Diversification: is it a worthwhile risk for companies to take?
CEOs can undermine the potential issues with diversification but it pays off for the prepared
Should a business stick to its knitting or should it look to diversify through acquisition?
Should a business stick to its knitting or should it look to diversify through acquisition? As always, context is important and it depends.
“If you can diversify into a new space that relies on the same key skills and competencies used in your own space, then it can make sense in a field similar or adjacent to your own but not exactly the same,” says Eamonn Hayes, managing director of Capnua, a corporate finance firm.
Preparation is key
Just make sure it’s a good use of resources. “The scarcest resource in large or medium corporates is probably spare management. You’re not going to use your valuable management resource for a small opportunity, or to grow something from scratch. You’re much better applying that resource at scale,” says Hayes.
Do your homework. “Diversification through acquisitions is attractive for companies as it allows them to reach scale quickly when expanding into a new product line or geography, and contrasts favourably with the time and cost involved in pursuing organic growth opportunities,” says Maura McLaughlin, partner of M&A development at Arthur Cox, a legal firm based in Dublin.
“However, it is critical to review diversification opportunities carefully so that the acquirer really understands how the target will enable the entity to succeed in new or complementary areas. Buyers frequently underestimate the potential cultural issues in these transactions, and the compliance and managerial issues raised where a target operates in an unfamiliar area or distant geography.”
Integration planning should begin well in advance of completion
The very factors that make a target attractive – such as innovative processes, an entrepreneurial mindset or access to new markets – can make it difficult to integrate the businesses and maximise shareholder value postcompletion. “We have seen this frequently where a traditional business acquires a new technology,” she says.
“Acquirers who can harness the innovation to create value in their existing business or to create a complementary product or service succeed, while those who are pursuing diversification for its own sake rather than as part of a well-considered long-term strategy can find it an expensive and frustrating experience.”
Integration planning should begin well in advance of completion, subject to anti-trust concerns. Buyers should also evaluate the merit of proceeding initially by way of a partial stake in the target, so that they can reduce the downside risk where they have full control, but not yet full understanding of that business, McLaughlin suggests.
Access to technology was identified by Pinsent Masons, an international law firm with an office in Dublin, in their recent Pacesetter’s study of fast growing European companies, as a key driver of M&A and as a route to securing access both to fast growth markets, and critically to the tools and talent required to deliver future success.
Right now there is a trend for infrastructure contractors to acquire technology companies to enable the delivery of “Smart City” solutions, and automotive manufacturers acquiring software houses to advance the progress of autonomous vehicles, points out Dennis Agnew, corporate partner in Pinsent Mason.
While the benefits of such diversification are clear,they come at a cost as the risks are substantial. “Operating synergies may be less than can be achieved in horizontal consolidation.

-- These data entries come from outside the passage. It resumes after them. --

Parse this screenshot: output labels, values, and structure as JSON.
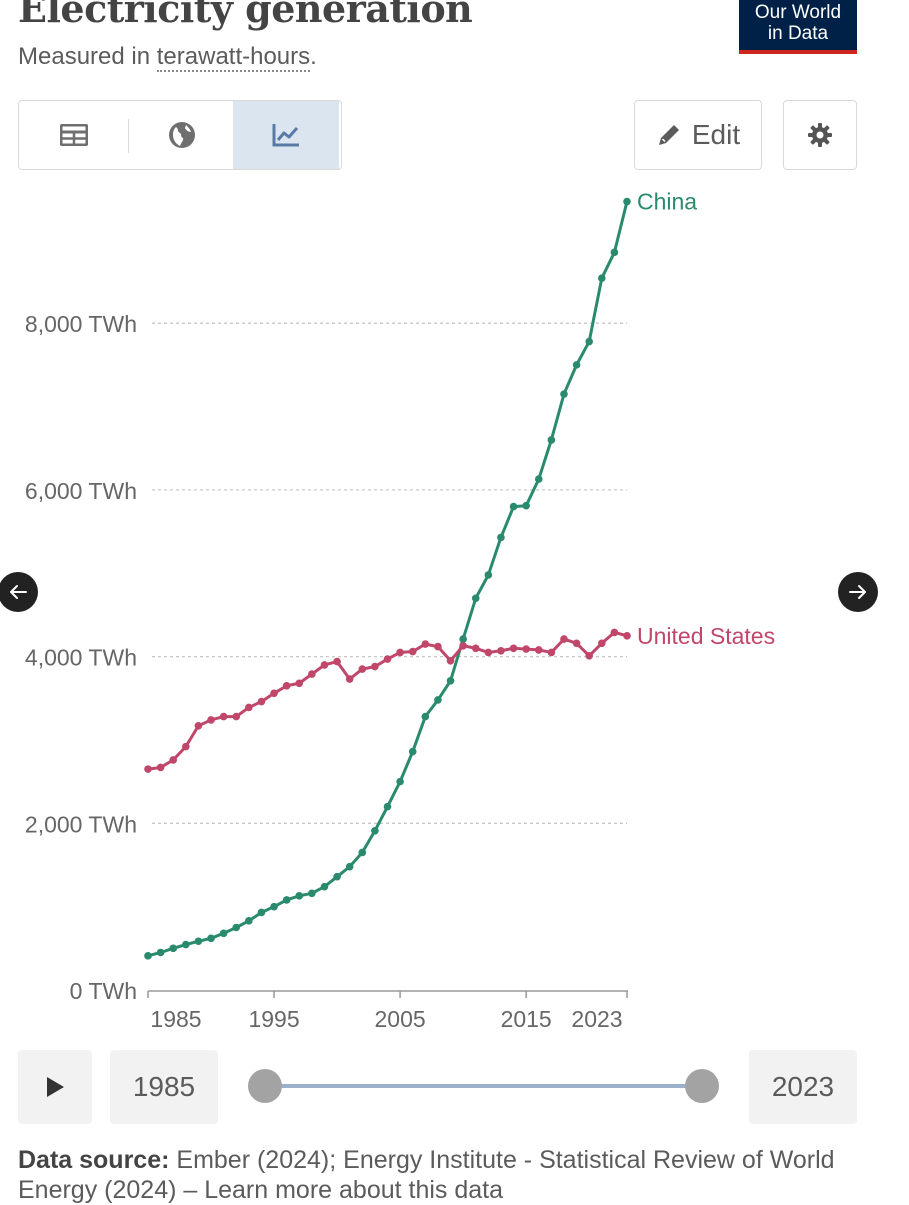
{
  "header": {
    "title": "Electricity generation",
    "subtitle_prefix": "Measured in ",
    "subtitle_unit": "terawatt-hours",
    "subtitle_suffix": "."
  },
  "logo": {
    "line1": "Our World",
    "line2": "in Data"
  },
  "tabs": [
    {
      "icon": "table-icon",
      "selected": false
    },
    {
      "icon": "globe-icon",
      "selected": false
    },
    {
      "icon": "line-chart-icon",
      "selected": true
    }
  ],
  "toolbar": {
    "edit_label": "Edit",
    "settings_icon": "gear-icon"
  },
  "timeline": {
    "start_year": "1985",
    "end_year": "2023"
  },
  "source": {
    "label": "Data source:",
    "text": "Ember (2024); Energy Institute - Statistical Review of World Energy (2024) – Learn more about this data"
  },
  "colors": {
    "china": "#2a8a6e",
    "united_states": "#c0476a",
    "grid": "#c8c8c8",
    "logo_bg": "#002147",
    "logo_accent": "#ce261e"
  },
  "chart_data": {
    "type": "line",
    "title": "Electricity generation",
    "subtitle": "Measured in terawatt-hours.",
    "xlabel": "",
    "ylabel": "",
    "xlim": [
      1985,
      2023
    ],
    "ylim": [
      0,
      9500
    ],
    "grid": true,
    "legend": "inline-right",
    "y_ticks": [
      {
        "value": 0,
        "label": "0 TWh"
      },
      {
        "value": 2000,
        "label": "2,000 TWh"
      },
      {
        "value": 4000,
        "label": "4,000 TWh"
      },
      {
        "value": 6000,
        "label": "6,000 TWh"
      },
      {
        "value": 8000,
        "label": "8,000 TWh"
      }
    ],
    "x_ticks": [
      {
        "value": 1985,
        "label": "1985"
      },
      {
        "value": 1995,
        "label": "1995"
      },
      {
        "value": 2005,
        "label": "2005"
      },
      {
        "value": 2015,
        "label": "2015"
      },
      {
        "value": 2023,
        "label": "2023"
      }
    ],
    "x": [
      1985,
      1986,
      1987,
      1988,
      1989,
      1990,
      1991,
      1992,
      1993,
      1994,
      1995,
      1996,
      1997,
      1998,
      1999,
      2000,
      2001,
      2002,
      2003,
      2004,
      2005,
      2006,
      2007,
      2008,
      2009,
      2010,
      2011,
      2012,
      2013,
      2014,
      2015,
      2016,
      2017,
      2018,
      2019,
      2020,
      2021,
      2022,
      2023
    ],
    "series": [
      {
        "name": "China",
        "color": "#2a8a6e",
        "values": [
          410,
          450,
          500,
          545,
          585,
          620,
          680,
          750,
          830,
          930,
          1000,
          1080,
          1130,
          1160,
          1240,
          1360,
          1480,
          1650,
          1910,
          2200,
          2500,
          2860,
          3280,
          3480,
          3710,
          4210,
          4700,
          4980,
          5430,
          5800,
          5810,
          6130,
          6600,
          7150,
          7500,
          7780,
          8540,
          8850,
          9460
        ]
      },
      {
        "name": "United States",
        "color": "#c0476a",
        "values": [
          2650,
          2670,
          2760,
          2920,
          3170,
          3240,
          3280,
          3280,
          3390,
          3460,
          3560,
          3650,
          3680,
          3790,
          3900,
          3940,
          3730,
          3850,
          3880,
          3970,
          4050,
          4060,
          4150,
          4120,
          3950,
          4130,
          4100,
          4050,
          4070,
          4100,
          4090,
          4080,
          4050,
          4210,
          4160,
          4010,
          4160,
          4290,
          4250
        ]
      }
    ]
  }
}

At worst key talent can exit and the whole process can be a considerable drain on management time. Navigating the rapid pace of technological change also represents a substantial hurdle. Future gazing is an imprecise art.”
Shareholders also need to take note. From a shareholder’s perspective studies have shown that diversifying or conglomerate-type deals fail for the bidding company as they reduce returns. “I’d be asking, why is my manger buying outside of his or her comfort zone?” cautions Ronan Powell, professor of Corporate Finance at the UCD Graduate School of Business.Typically the target does well and “they get the takeover premium”.
“Obviously managers are evaluating strategic options all the time but if I was a shareholder and they started to do a lot of deals unrelated to the core business, I’d be concerned,” says Powell.
“If the CEO is up front and communicates directly about the need for divestments and investments, maybe then I’d be more comfortable. My problem is where there are a lot of overconfident CEOs starting to buy in industries they know very little about.”